How "contains()" method really work on List<string>?

rilent :

I am trying to check if two lists contain the same value and I can't figure out why one this specific value triggers my FileException

private static void checkFileHeaders(List<ColumnDefinition> columnsDefinitions, ArrayList<String> columnsName) throws FileException {
    for (ColumnDefinition cd : columnsDefinitions) {
        if(!columnsName.contains(cd.getFieldNameInFile())) {
            throw new FileException("Parameter "+cd.getFieldNameInFile() +" missing ");
        }
    }
}

As we can see in the debugger, my value exists in the list, can it be something with the encoding?

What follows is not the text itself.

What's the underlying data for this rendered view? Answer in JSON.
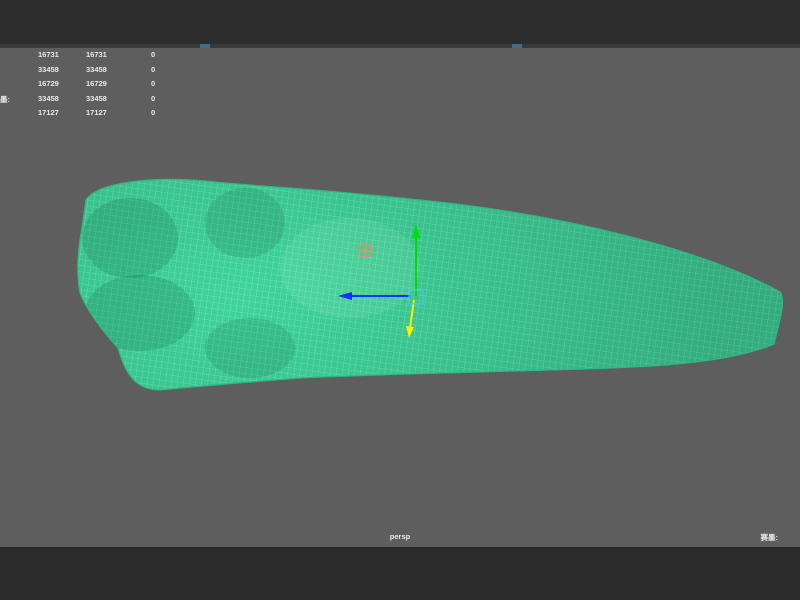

It works with other values but not this specific one.

I am aware contains() works like equals() so what is wrong here

enter image description here

If I look at the individual characters :

cd.getFieldNameInFile() : [90, 66, 75, 80, 70, 45, 66, 85, 75, 82, 83]

columnsName[0] : [-1, -2, 90, 0, 66, 0, 75, 0, 80, 0, 70, 0, 45, 0, 66, 0, 85, 0, 75, 0, 82, 0, 83, 0]

How to solve this difference and what is the reason?

Daniel B. :

It checks for each element, if it is equal() to the element you are testing against.. Meaning, if the two elements pass the equals() method test, the contains() method will return true for them, if the equals() method returns false, so will the contains() method.

From the Java doc:

boolean contains(Object o)

Returns true if this list contains the specified element. More formally, returns true if and only if this list contains at least one element e such that (o==null ? e==null : o.equals(e)).